Designing Commercial Interiors 3rd Edition
The commercial interior design profession has changed and, therefore, this edition hasbeen influenced by those changes. The importance of global and cultural influences on design impacts all types of facilities. Sustainable design is a critical issue in the design of commercial interiors, whether that means specifying low‐VOC paints or helping a client achieve a high level of LEED certification. Accessibility for an aging population is an ongoing concern that is an absolute necessity in planning any of the facilities covered in this book. Security and code issues continue to be of utmost importance.
Interior design is still problem solving. Practitioners and students are requested to plan and specify interiors that are aesthetically pleasing, yet these interiors must also be functional and help meet the business goals of the client. No designer can solve the client’s problems without appreciating the purpose and functions of the business. Understanding the business interests of the specific commercial facility is essential to help the interior designer make more informed design decisions. Doing research about a facility before beginning to design and plan a project may not be fun, but research is an indispensable part of successful interior design practice. Of course, an ongoing premise of this book is the importance of learning the “business of the business.”
The third edition remains a practical reference for many of the design issues related to planning a variety of commercial interior facilities. It retains its focus on the types of commercial design spaces most commonly assigned as studio projects and those typically encountered by the professional interior designer who has limited experience with commercial interior design. The book is organized similarly to the second edition so that the subject matter can be used by professors in whatever sequences are required for their specific classes. Professionals seeking information about specific types of facilities can easily reference the relevant chapters they need. There are, of course, some changes to the outline of topics. In this edition, the first four chapters provide an overview of important issues that have an impact on commercial interior design work. Chapter 1 remains an introduction and overview of the commercial interior design profession. It gives the student a glimpse of what it is like to work in the field and where the jobs are. Chapter 2 includes material concerning the critical issues of global and cultural impacts, a discussion on sustainable design, and a brief overview of the triple bottom line. The discussion of the design of accessible restrooms has been placed in this chapter for easier reference, because this type of ancillary space can be found in all the project types.
Two new chapters provide additional background information important to commercial design. Chapter 3 focuses on research and the project process. Research is an important element of the design process; by carefully studying a project, the commercial designer can develop evidence to back up any design decision —decisions that go beyond aesthetics. Discussions in this chapter include research methodologies, problem solving, and evidence‐based design. The design process and programming are also covered in this chapter. Chapter 4 concerns project management. This material has been returned to the text at the suggestion of reviewers. Many important topics in project management are included here to help the student realize that a project cannot be completed without someone managing all the parts and pieces involved. Topics included in this overview are working relationships, project delivery methods, and the project process. A section on adaptive use has been placed here, as this design assignment can be applied to any type of facility.
The chapters that focus on the types of commercial facilities were selected based on the comments by reviewers as to which types of facilities are most often assigned in classes.
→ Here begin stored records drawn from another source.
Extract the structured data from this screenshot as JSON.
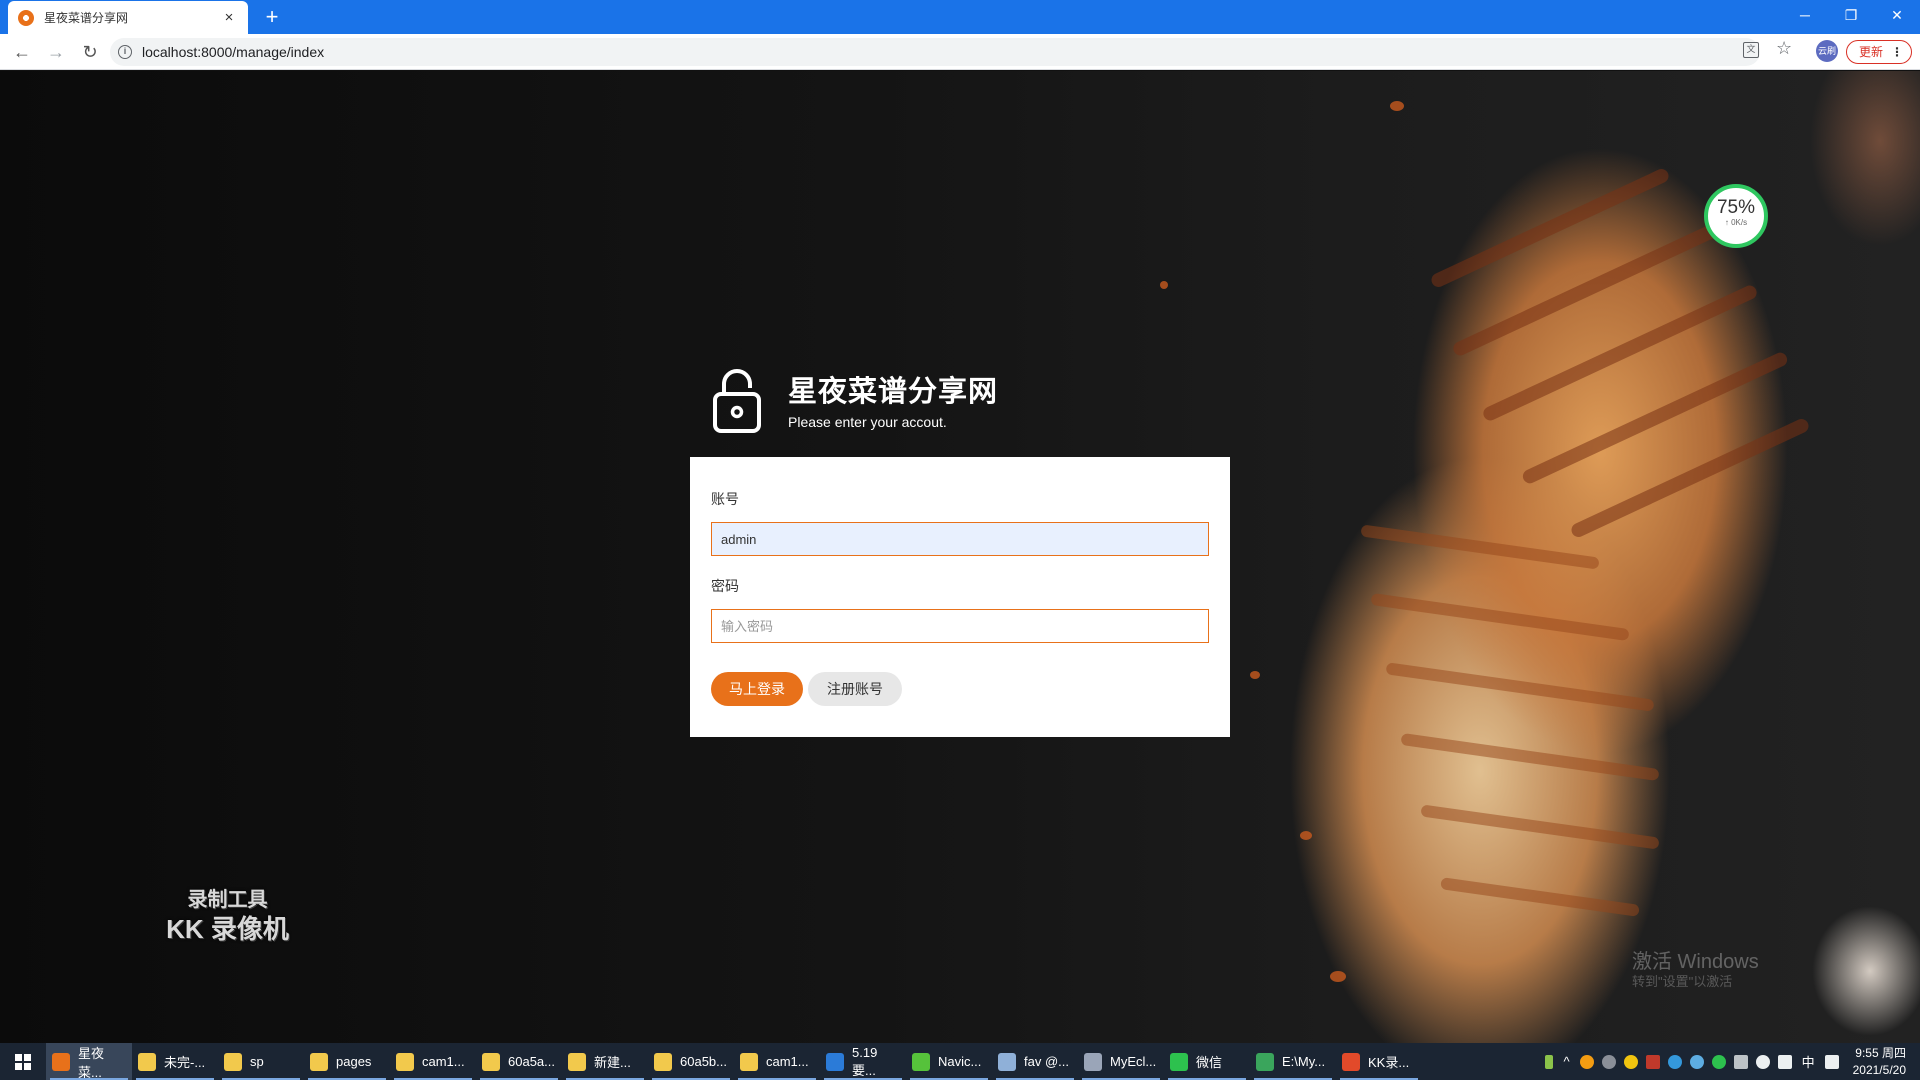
{
  "browser": {
    "tab_title": "星夜菜谱分享网",
    "tab_close": "×",
    "new_tab": "+",
    "url": "localhost:8000/manage/index",
    "update_label": "更新",
    "profile_label": "云刷",
    "window_controls": {
      "minimize": "─",
      "restore": "❐",
      "close": "✕"
    },
    "nav": {
      "back": "←",
      "forward": "→",
      "reload": "↻"
    }
  },
  "login": {
    "site_title": "星夜菜谱分享网",
    "subtitle": "Please enter your accout.",
    "account_label": "账号",
    "account_value": "admin",
    "password_label": "密码",
    "password_placeholder": "输入密码",
    "login_button": "马上登录",
    "register_button": "注册账号",
    "accent_color": "#e8711a"
  },
  "overlay": {
    "speed_percent": "75%",
    "speed_rate": "↑ 0K/s",
    "recorder_line1": "录制工具",
    "recorder_line2": "KK 录像机",
    "activate_title": "激活 Windows",
    "activate_sub": "转到\"设置\"以激活"
  },
  "taskbar": {
    "items": [
      {
        "label": "星夜菜...",
        "icon": "chrome-icon",
        "color": "#e8711a"
      },
      {
        "label": "未完-...",
        "icon": "folder-icon",
        "color": "#f2c94c"
      },
      {
        "label": "sp",
        "icon": "folder-icon",
        "color": "#f2c94c"
      },
      {
        "label": "pages",
        "icon": "folder-icon",
        "color": "#f2c94c"
      },
      {
        "label": "cam1...",
        "icon": "folder-icon",
        "color": "#f2c94c"
      },
      {
        "label": "60a5a...",
        "icon": "folder-icon",
        "color": "#f2c94c"
      },
      {
        "label": "新建...",
        "icon": "folder-icon",
        "color": "#f2c94c"
      },
      {
        "label": "60a5b...",
        "icon": "folder-icon",
        "color": "#f2c94c"
      },
      {
        "label": "cam1...",
        "icon": "folder-icon",
        "color": "#f2c94c"
      },
      {
        "label": "5.19要...",
        "icon": "vscode-icon",
        "color": "#2b7bd8"
      },
      {
        "label": "Navic...",
        "icon": "navicat-icon",
        "color": "#56c23b"
      },
      {
        "label": "fav @...",
        "icon": "database-icon",
        "color": "#8fb0d8"
      },
      {
        "label": "MyEcl...",
        "icon": "eclipse-icon",
        "color": "#9aa5b8"
      },
      {
        "label": "微信",
        "icon": "wechat-icon",
        "color": "#2dc14e"
      },
      {
        "label": "E:\\My...",
        "icon": "editor-icon",
        "color": "#3aa55c"
      },
      {
        "label": "KK录...",
        "icon": "kk-recorder-icon",
        "color": "#e24a2a"
      }
    ],
    "ime": "中",
    "time": "9:55 周四",
    "date": "2021/5/20"
  }
}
They are also the most common categories of commercial facilities that a professional may encounter. They are corporate and small offices, lodging, food and beverage, retail, healthcare, and senior living. A concluding chapter discusses planning the design of a variety of recreational facilities, including fitness centers and spas, golf clubhouses, and auditoriums.
These chapters are updated and reorganized to have similar content from type to type. Their basic outline is similar to that established in the second edition. New material appears in chapters to discuss topics of interest to the specific type of facility. For example, brief discussions on collaborative office spaces and the knowledge worker have been added to the office discussions. Information on the changing lodging guest has been added to the lodging facilities chapter. A discussion of the forces impacting healthcare and senior living design has been added to those chapters.
New images and graphics—many in color—have been added to enrich the text. It is exciting to exhibit these great project accomplishments in color in this edition. These new images enhance the discussions of design detail and design applications. The detailed “Design Applications” sections in Chapters 5 through 12 are provided to clarify important characteristics in designing these facilities. Existing design applications have been updated. New design applications discussions include small professional offices, quick‐service restaurants, a small gift store, specialized medical practice suites, and hospice care facilities. The discussion of the fitness center and day spa is essentially new material.